Laser diffraction analysis (LDA) is a technique that is useful to follow particle size growth or reduction. Thus, it can help elucidate effects of carbonation such as formation of precipitated layer or alteration of microstructure, and of sonication (a technique to intensify the carbonation reaction) such as particle attrition and fragmentation. Of the three average particle diameters commonly obtained by laser diffraction (the D50, D[4,3] and D[3,2]), the Sauter mean diameter (D[3,2]), being surface area sensitive, is the most important when it comes to the susceptibility towards mineral carbonation of powdery materials, since mineral carbonation reactivity is proportional to exposed surface area. This mean diameter is also found to be the most sensitive to sonication effects, as it best detects the formation of micron- to sub-micron sized fragments. The volume-moment mean diameter (D[4,3]), on the other hand, is useful in indicating the degree of erosion of larger particles.

LDA results have been particularly useful in assessing the performance of sonication as a means of process intensification. It is interesting to note that slag particle size reduces after only 30 minutes of sonicated carbonation, while in the case of non-reacting sonication the particle size does not change. This suggests that sonication not only removes the precipitated calcium carbonate layer, but also the depleted silica layer that constituted the original slag particle material, and that this depleted silica layer is weaker than the original silicate material. This has been further substantiated by comparing Scanning Electron Microscopy (SEM) images to the LDA results and observing that two particle size modes form: flaky sub-micron particles and rounded particles roughly 2-10 μm in size, which appears to be remnants of larger particles that have been significantly eroded over time. It is also worth noting that, while SEM provides direct visualization of particles, it is a semi-quantitative method for assessing particle size distribution, while LDA is a quantitative method for doing so, and thus offers added insight not realizable by SEM.

LDA also provides a window into the mechanism that controls the particle size of sonochemically synthesized aragonite precipitates (aragonite is the high-temperature polymorph of calcium carbonate). Larger particle modes are thought to represent needle-shaped particles, while the smaller modes may be fragmented particles, due to sonication, and/or particles that form near the end of the experiments when crystal growth becomes hindered by diminishing calcium concentration in solution.

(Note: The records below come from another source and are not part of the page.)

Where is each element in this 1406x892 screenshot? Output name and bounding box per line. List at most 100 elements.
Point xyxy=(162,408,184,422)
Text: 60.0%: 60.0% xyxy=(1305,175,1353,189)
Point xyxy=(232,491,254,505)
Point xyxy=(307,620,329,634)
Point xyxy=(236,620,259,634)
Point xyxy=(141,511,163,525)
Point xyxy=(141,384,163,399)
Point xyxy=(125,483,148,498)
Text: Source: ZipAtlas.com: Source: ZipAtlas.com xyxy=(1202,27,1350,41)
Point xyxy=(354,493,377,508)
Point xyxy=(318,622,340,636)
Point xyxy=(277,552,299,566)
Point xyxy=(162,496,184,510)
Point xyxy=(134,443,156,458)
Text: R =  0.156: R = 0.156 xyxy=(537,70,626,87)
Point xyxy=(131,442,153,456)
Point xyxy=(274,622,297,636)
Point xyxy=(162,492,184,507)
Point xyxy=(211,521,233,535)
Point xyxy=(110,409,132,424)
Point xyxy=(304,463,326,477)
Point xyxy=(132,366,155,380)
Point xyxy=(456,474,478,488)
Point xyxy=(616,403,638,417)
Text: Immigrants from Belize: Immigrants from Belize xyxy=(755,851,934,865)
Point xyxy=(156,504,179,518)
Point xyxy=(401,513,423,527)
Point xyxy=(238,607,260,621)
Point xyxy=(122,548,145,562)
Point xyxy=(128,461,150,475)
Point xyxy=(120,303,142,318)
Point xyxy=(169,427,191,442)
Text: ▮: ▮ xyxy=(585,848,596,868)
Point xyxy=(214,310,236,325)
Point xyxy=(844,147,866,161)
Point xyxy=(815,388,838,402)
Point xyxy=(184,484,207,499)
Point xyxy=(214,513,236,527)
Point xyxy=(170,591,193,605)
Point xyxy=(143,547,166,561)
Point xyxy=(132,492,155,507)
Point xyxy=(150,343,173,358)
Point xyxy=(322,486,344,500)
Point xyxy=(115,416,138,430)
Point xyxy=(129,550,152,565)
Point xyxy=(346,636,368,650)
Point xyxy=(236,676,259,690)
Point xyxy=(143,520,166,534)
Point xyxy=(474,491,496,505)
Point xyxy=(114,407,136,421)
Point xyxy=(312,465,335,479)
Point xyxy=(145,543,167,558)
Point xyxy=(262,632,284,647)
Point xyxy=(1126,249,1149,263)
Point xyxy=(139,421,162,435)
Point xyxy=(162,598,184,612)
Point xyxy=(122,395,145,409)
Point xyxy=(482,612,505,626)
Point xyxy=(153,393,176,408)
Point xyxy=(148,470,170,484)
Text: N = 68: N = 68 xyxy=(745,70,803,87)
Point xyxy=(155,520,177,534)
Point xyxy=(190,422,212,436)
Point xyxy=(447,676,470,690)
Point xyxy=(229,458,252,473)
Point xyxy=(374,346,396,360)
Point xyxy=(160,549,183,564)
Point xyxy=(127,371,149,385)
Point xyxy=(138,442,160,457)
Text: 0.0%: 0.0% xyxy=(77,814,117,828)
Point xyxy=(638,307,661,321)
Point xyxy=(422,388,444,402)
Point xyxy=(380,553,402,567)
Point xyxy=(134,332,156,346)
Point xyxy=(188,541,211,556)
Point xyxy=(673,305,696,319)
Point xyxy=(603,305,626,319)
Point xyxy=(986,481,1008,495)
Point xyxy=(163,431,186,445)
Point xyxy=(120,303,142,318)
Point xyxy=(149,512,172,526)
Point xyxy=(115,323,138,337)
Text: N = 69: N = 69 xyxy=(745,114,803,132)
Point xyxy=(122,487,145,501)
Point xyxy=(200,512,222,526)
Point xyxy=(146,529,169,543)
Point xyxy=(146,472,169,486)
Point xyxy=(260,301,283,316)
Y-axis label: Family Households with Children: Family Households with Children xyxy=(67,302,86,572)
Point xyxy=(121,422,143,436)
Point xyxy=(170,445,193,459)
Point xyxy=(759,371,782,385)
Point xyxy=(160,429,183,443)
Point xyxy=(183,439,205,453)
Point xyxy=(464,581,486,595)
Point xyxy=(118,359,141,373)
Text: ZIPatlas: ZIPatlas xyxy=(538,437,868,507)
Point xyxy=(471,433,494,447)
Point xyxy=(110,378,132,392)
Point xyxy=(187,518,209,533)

Samples from low temperature synthesis (24 °C and 30 °C) are found to have unimodal distributions below 3 μm. The low temperatures, which hinders crystal growth throughout the experiment, can be attributed to the smaller particle sizes.

Finally, when MgCl2 is used as an additive during slag slurry carbonation, laser diffraction helps to provide an explanation as to why MgCl2 addition is only beneficial in the presence of sonication. Particle size reduction can be linked to the formation of acicular aragonitic crystals, whose morphology and arrangement enable them to be more easily cleaved off the surface of the carbonated particles due to sonication compared to the more closely-packed calcitic layers formed in the absence of MgCl2.